Иллюстрация к повести «Выстрел». Художник К. Рудаков |
«Повести Белкина» — одно из самых известных произведений Пушкина, написанных в прозе.
В этой статье представлена критика о «Повестях Белкина» Пушкина: отзывы критиков и писателей (Достоевского, Толстого), анализ произведения.

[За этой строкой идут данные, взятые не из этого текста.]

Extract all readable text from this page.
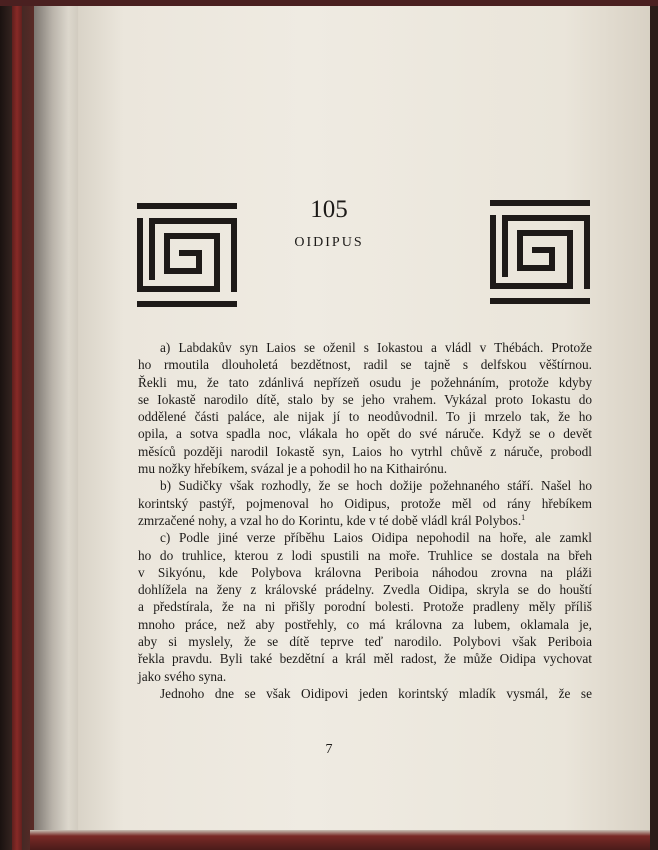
105
OIDIPUS
a) Labdakův syn Laios se oženil s Iokastou a vládl v Thébách. Protože
ho rmoutila dlouholetá bezdětnost, radil se tajně s delfskou věštírnou.
Řekli mu, že tato zdánlivá nepřízeň osudu je požehnáním, protože kdyby
se Iokastě narodilo dítě, stalo by se jeho vrahem. Vykázal proto Iokastu do
oddělené části paláce, ale nijak jí to neodůvodnil. To ji mrzelo tak, že ho
opila, a sotva spadla noc, vlákala ho opět do své náruče. Když se o devět
měsíců později narodil Iokastě syn, Laios ho vytrhl chůvě z náruče, probodl
mu nožky hřebíkem, svázal je a pohodil ho na Kithairónu.
b) Sudičky však rozhodly, že se hoch dožije požehnaného stáří. Našel ho
korintský pastýř, pojmenoval ho Oidipus, protože měl od rány hřebíkem
zmrzačené nohy, a vzal ho do Korintu, kde v té době vládl král Polybos.$^1$
c) Podle jiné verze příběhu Laios Oidipa nepohodil na hoře, ale zamkl
ho do truhlice, kterou z lodi spustili na moře. Truhlice se dostala na břeh
v Sikyónu, kde Polybova královna Periboia náhodou zrovna na pláži
dohlížela na ženy z královské prádelny. Zvedla Oidipa, skryla se do houští
a předstírala, že na ni přišly porodní bolesti. Protože pradleny měly příliš
mnoho práce, než aby postřehly, co má královna za lubem, oklamala je,
aby si myslely, že se dítě teprve teď narodilo. Polybovi však Periboia
řekla pravdu. Byli také bezdětní a král měl radost, že může Oidipa vychovat
jako svého syna.
Jednoho dne se však Oidipovi jeden korintský mladík vysmál, že se
7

Критика о «Повестях Белкина» Пушкина
Ф. М. Достоевский:
«…и летописец, что и Отрепьев, и Пугачев, и патриарх, и иноки, и Белкин, и Онегин, и Татьяна — всё это Русь и русское. <…> где же это русское семейство, которое хотел изобразить Пушкин, в чем его русский дух, что именно изобразил он русского? Ответ ясен: надобно хоть немножко понимать поэзию. Отбросим всё, самое колоссальное, что сделал Пушкин; возьмите только его «Песни западных славян», прочтите «Видение короля»: если вы русский, то вы почувствуете, что это в высочайшей степени русское, не подделка под народную легенду, а художественная форма всех легенд народных, форма, уже прошедшая через сознание поэта и, главное,— в первый раз нам поэтом указанная…»

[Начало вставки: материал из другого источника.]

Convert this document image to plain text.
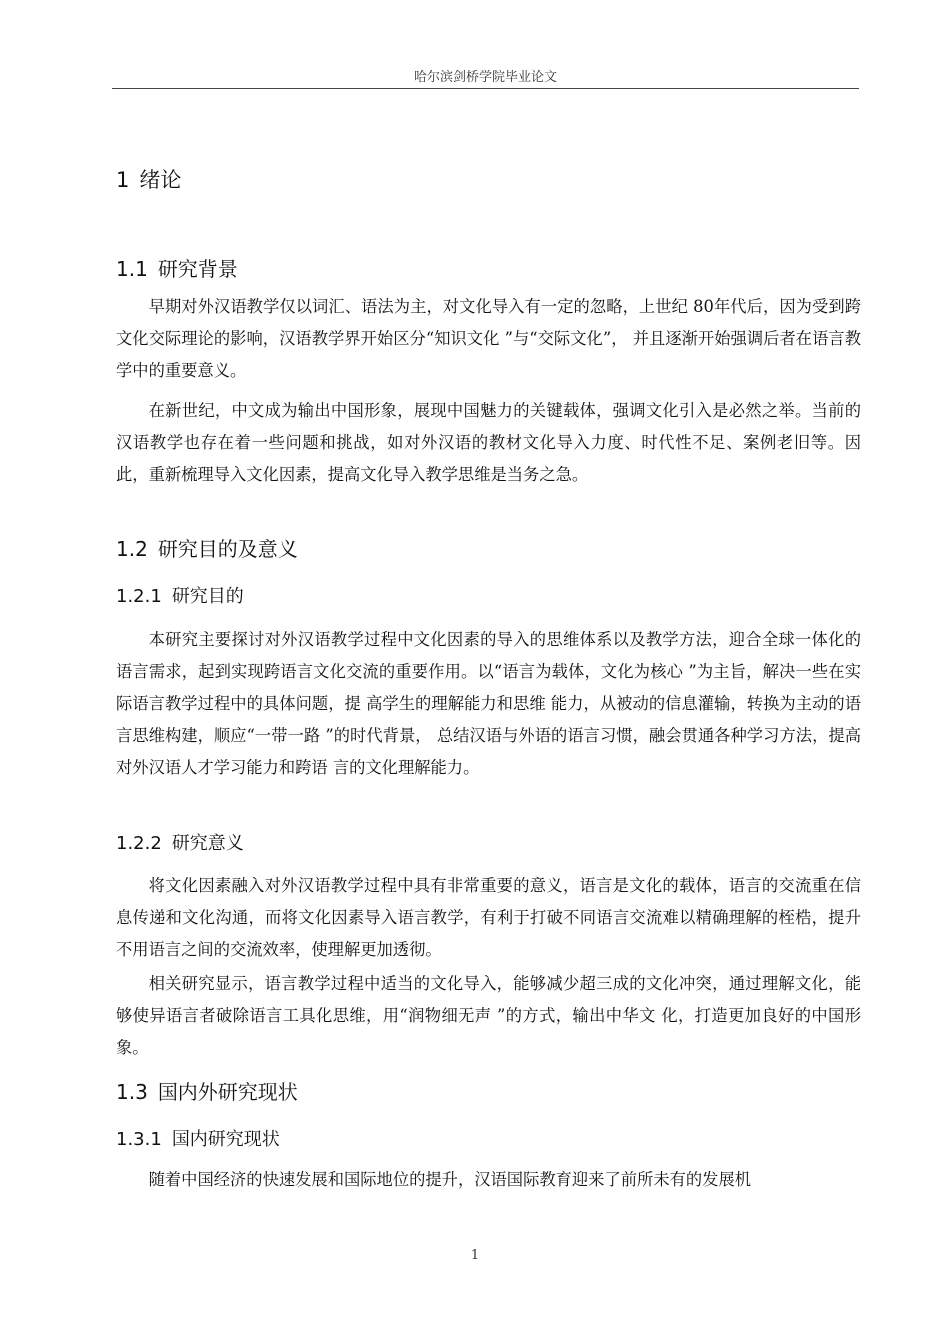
哈尔滨剑桥学院毕业论文
1 绪论
1.1 研究背景

早期对外汉语教学仅以词汇、语法为主，对文化导入有一定的忽略，上世纪 80年代后，因为受到跨文化交际理论的影响，汉语教学界开始区分“知识文化 ”与“交际文化”， 并且逐渐开始强调后者在语言教学中的重要意义。

在新世纪，中文成为输出中国形象，展现中国魅力的关键载体，强调文化引入是必然之举。当前的汉语教学也存在着一些问题和挑战，如对外汉语的教材文化导入力度、时代性不足、案例老旧等。因此，重新梳理导入文化因素，提高文化导入教学思维是当务之急。

1.2 研究目的及意义
1.2.1 研究目的

本研究主要探讨对外汉语教学过程中文化因素的导入的思维体系以及教学方法，迎合全球一体化的语言需求，起到实现跨语言文化交流的重要作用。以“语言为载体，文化为核心 ”为主旨，解决一些在实际语言教学过程中的具体问题，提 高学生的理解能力和思维 能力，从被动的信息灌输，转换为主动的语言思维构建，顺应“一带一路 ”的时代背景， 总结汉语与外语的语言习惯，融会贯通各种学习方法，提高对外汉语人才学习能力和跨语 言的文化理解能力。

1.2.2 研究意义

将文化因素融入对外汉语教学过程中具有非常重要的意义，语言是文化的载体，语言的交流重在信息传递和文化沟通，而将文化因素导入语言教学，有利于打破不同语言交流难以精确理解的桎梏，提升不用语言之间的交流效率，使理解更加透彻。

相关研究显示，语言教学过程中适当的文化导入，能够减少超三成的文化冲突，通过理解文化，能够使异语言者破除语言工具化思维，用“润物细无声 ”的方式，输出中华文 化，打造更加良好的中国形象。

1.3 国内外研究现状
1.3.1 国内研究现状

随着中国经济的快速发展和国际地位的提升，汉语国际教育迎来了前所未有的发展机

1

(Ф. М. Достоевский, «Собрание сочинений в 15 томах», т. 11, «III. Книжность и грамотность. Статья первая», 1993 г.)
«…Но обращусь лучше к нашей литературе: всё, что есть в ней истинно прекрасного, то всё взято из народа, начиная с смиренного, простодушного типа Белкина, созданного Пушкиным. У нас всё ведь от Пушкина…»
(Ф. М. Достоевский, «Собрание сочинений в 15 томах», т. 13, «II. О любви к народу», 1994 г.)
Л. Н. Толстой:
«…Вы не поверите, что я с восторгом, давно уже мною не испытываемым, читал это последнее время … «Повести Белкина», в 7-й раз в моей жизни. Писателю надо не переставать изучать это сокровище. На меня это новое изучение произвело сильное действие…»
(Л. Н. Толстой — П. Д. Голохвастову, 30 марта 1873 г., Ясная Поляна)
«…Давно ли вы перечитывали прозу Пушкина? Сделайте мне дружбу — прочтите сначала все «Повести Белкина». Их надо изучать и изучать каждому писателю. Я на днях это сделал и не могу вам передать того благодетельного влияния, которое имело на меня это чтение.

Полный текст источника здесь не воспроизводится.